Press Release
April 2, 2006

PNP CHIEF SHOULD BE SUBJECT TO CA CONFIRMATION -- PIMENTEL

Instead of clipping the powers of the Commission on Appointments over military appointments and promotions, its scope of authority should be expanded to include the director general and other senior officers of the Philippine National Police (PNP), Senator Aquilino Q. Pimentel, Jr. said today.

Pimentel said the CAs lack of jurisdiction over appointments and promotions in the 116,000-man PNP is a serious constitutional aberration that should be remedied to ensure that appointments to top positions in the police organizations are made only on the basis of merit and exemplary track records of officers.

Under the 1987 Constitution, only the appointments of senior officers of the Armed Forces of the Philippines, with the rank of colonel up to chief-of-staff, are subject to review and conformation of the Commission on Appointments. It is only logical that the director general and other senior officers of the PNP, possibly with the rank of not lower than chief superintendent, should be placed under the review and confirmation powers of the Commission, he said.

The minority leader broached the proposal in response to the stand taken by Gen. Generoso Senga, AFP chief-of-staff that only the highest ranking officials of the AFP should be subject to CA confirmation to reduce politicians influence over the military. Senga believes that the CA should no longer go over the appointments of colonels and brigadier generals.

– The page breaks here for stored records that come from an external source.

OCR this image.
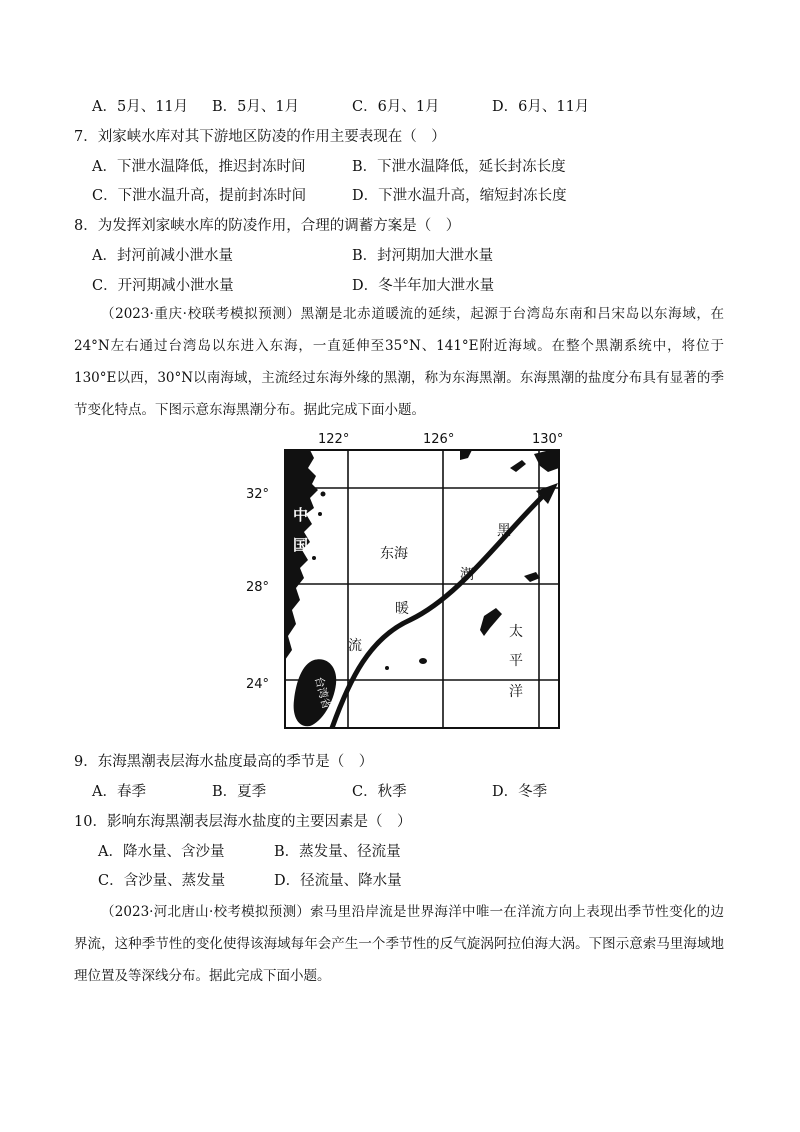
A．5月、11月 B．5月、1月	C．6月、1月	D．6月、11月
7．刘家峡水库对其下游地区防凌的作用主要表现在（　）
A．下泄水温降低，推迟封冻时间	B．下泄水温降低，延长封冻长度
C．下泄水温升高，提前封冻时间	D．下泄水温升高，缩短封冻长度
8．为发挥刘家峡水库的防凌作用，合理的调蓄方案是（　）
A．封河前减小泄水量	B．封河期加大泄水量
C．开河期减小泄水量	D．冬半年加大泄水量
（2023·重庆·校联考模拟预测）黑潮是北赤道暖流的延续，起源于台湾岛东南和吕宋岛以东海域，在24°N左右通过台湾岛以东进入东海，一直延伸至35°N、141°E附近海域。在整个黑潮系统中，将位于130°E以西，30°N以南海域，主流经过东海外缘的黑潮，称为东海黑潮。东海黑潮的盐度分布具有显著的季节变化特点。下图示意东海黑潮分布。据此完成下面小题。
122°	126°	130°
32°
28°
24°
中
国
台湾省
东海
暖
流
黑
潮
太
平
洋
9．东海黑潮表层海水盐度最高的季节是（　）
A．春季	B．夏季	C．秋季	D．冬季
10．影响东海黑潮表层海水盐度的主要因素是（　）
A．降水量、含沙量	B．蒸发量、径流量
C．含沙量、蒸发量	D．径流量、降水量
（2023·河北唐山·校考模拟预测）索马里沿岸流是世界海洋中唯一在洋流方向上表现出季节性变化的边界流，这种季节性的变化使得该海域每年会产生一个季节性的反气旋涡阿拉伯海大涡。下图示意索马里海域地理位置及等深线分布。据此完成下面小题。
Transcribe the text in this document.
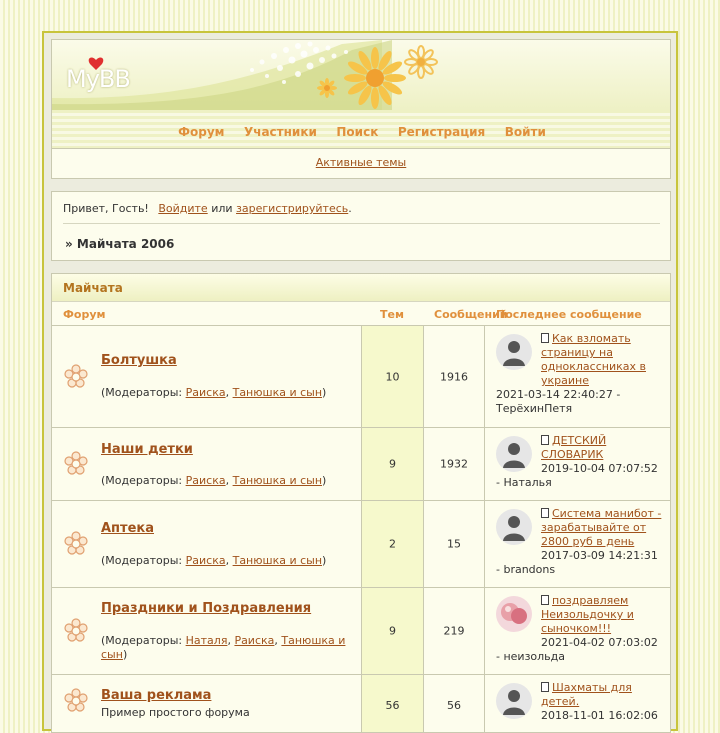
MyBB
Форум Участники Поиск Регистрация Войти
Активные темы
Привет, Гость! Войдите или зарегистрируйтесь.
» Майчата 2006
Майчата
Форум	Тем	Сообщений
Последнее сообщение
Болтушка
(Модераторы: Раиска, Танюшка и сын)
10	1916
Как взломать страницу на одноклассниках в украине
2021-03-14 22:40:27 -
ТерёхинПетя
Наши детки
(Модераторы: Раиска, Танюшка и сын)
9	1932
ДЕТСКИЙ СЛОВАРИК
2019-10-04 07:07:52
- Наталья
Аптека
(Модераторы: Раиска, Танюшка и сын)
2	15
Система манибот - зарабатывайте от 2800 руб в день
2017-03-09 14:21:31
- brandons
Праздники и Поздравления
(Модераторы: Наталя, Раиска, Танюшка и сын)
9	219
поздравляем Неизольдочку и сыночком!!!
2021-04-02 07:03:02
- неизольда
Ваша реклама
Пример простого форума
56	56
Шахматы для детей.
2018-11-01 16:02:06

Pimentel said the delisting of lower-ranked senior officers from the jurisdiction of the CA can be made only by amending the Constitution and not through an enabling law passed by Congress. The proposal to clip the powers of the Commission over military appointments is embodied in the legislative measure to amend the National Defenses Act of 1935.

The lone senator from Mindanao recalled that the 8th Congress had passed a bill calling for a relisting of presidential appointees whose appointments should be evaluated and concurred with by the CA in 1987. The bill was intended to rectify the constitutional flaw arising from the non-inclusion of important government positions from the scope of the Commissions review powers under the Constitution.

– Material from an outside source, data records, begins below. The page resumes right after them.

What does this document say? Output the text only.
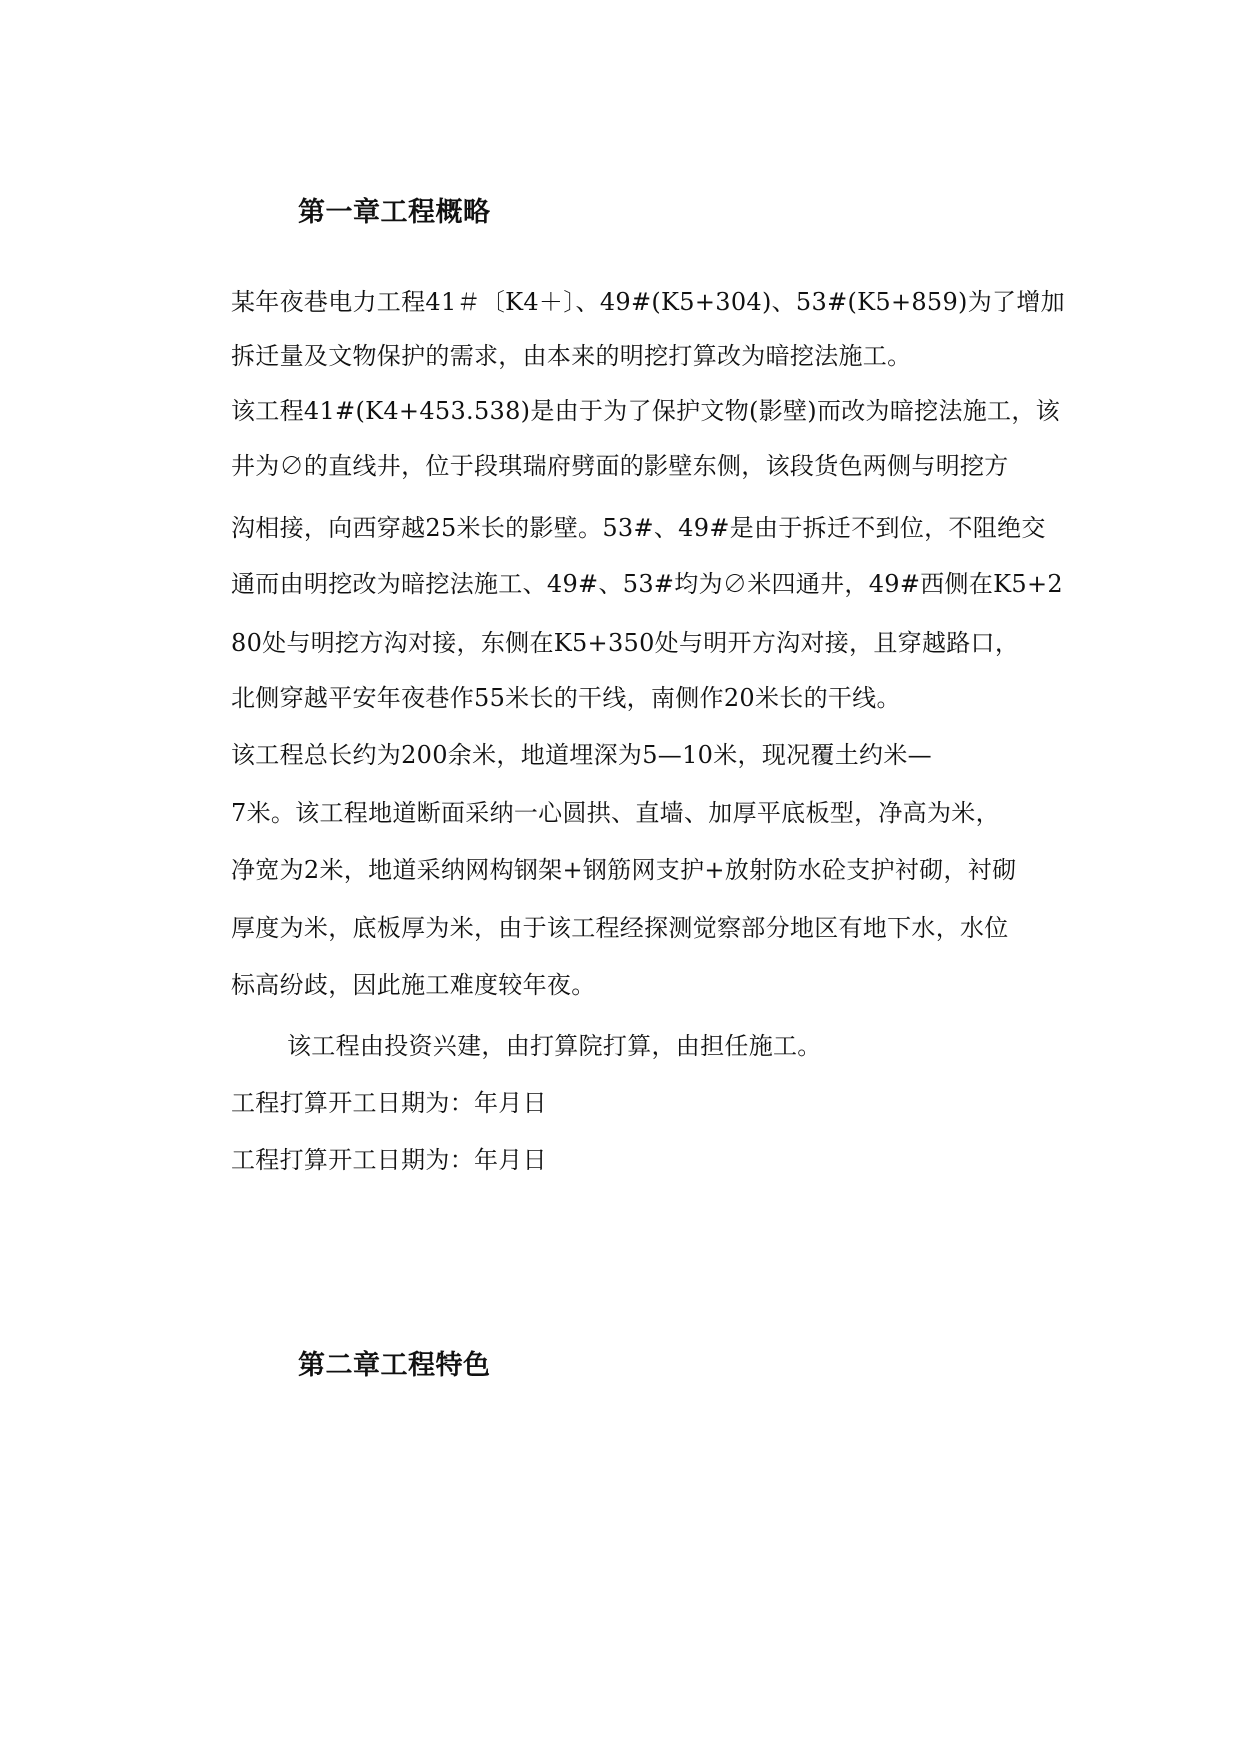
第一章工程概略

某年夜巷电力工程41＃〔K4＋〕、49#(K5+304)、53#(K5+859)为了增加

拆迁量及文物保护的需求，由本来的明挖打算改为暗挖法施工。

该工程41#(K4+453.538)是由于为了保护文物(影壁)而改为暗挖法施工，该

井为∅的直线井，位于段琪瑞府劈面的影壁东侧，该段货色两侧与明挖方

沟相接，向西穿越25米长的影壁。53#、49#是由于拆迁不到位，不阻绝交

通而由明挖改为暗挖法施工、49#、53#均为∅米四通井，49#西侧在K5+2

80处与明挖方沟对接，东侧在K5+350处与明开方沟对接，且穿越路口，

北侧穿越平安年夜巷作55米长的干线，南侧作20米长的干线。

该工程总长约为200余米，地道埋深为5—10米，现况覆土约米—

7米。该工程地道断面采纳一心圆拱、直墙、加厚平底板型，净高为米，

净宽为2米，地道采纳网构钢架+钢筋网支护+放射防水砼支护衬砌，衬砌

厚度为米，底板厚为米，由于该工程经探测觉察部分地区有地下水，水位

标高纷歧，因此施工难度较年夜。

该工程由投资兴建，由打算院打算，由担任施工。

工程打算开工日期为：年月日

工程打算开工日期为：年月日

第二章工程特色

However, the bill was vetoed by then President Corazon Aquino and her decision.

Pimentel held the view that the framers of the 1987 Constitutional did not intend to exclude the PNP director general and other senior police officers from the requirement of being confirmed by the CA.

When the 1987 Constitution was drafted and promulgated, there was no PNP yet. But the Constitution mandated the creation of a national police that was national in scope and civilian in character to replace the Integrated National Police-Philippine Constabulary which was then part of the AFP.

Pimentel pointed out that it was only in 1989 that the Congress enacted a law creating the Philippine National Police as an agency under the Department of Interior and Local Government.

So obviously, it was due to oversight that the director general and other senior officers of eh PNP were not mentioned in the enumeration of presidential appointees subject to review and confirmation by the Commission on Appointments under the Constitution, he said.

Actually, Pimentel had proposed the inclusion of the PNP director general and other senior police officers under the scope of the Commissions powers shortly after the enactment of the PNP law. But he said the proposal did not prosper because of the persistent objection from the executive branch.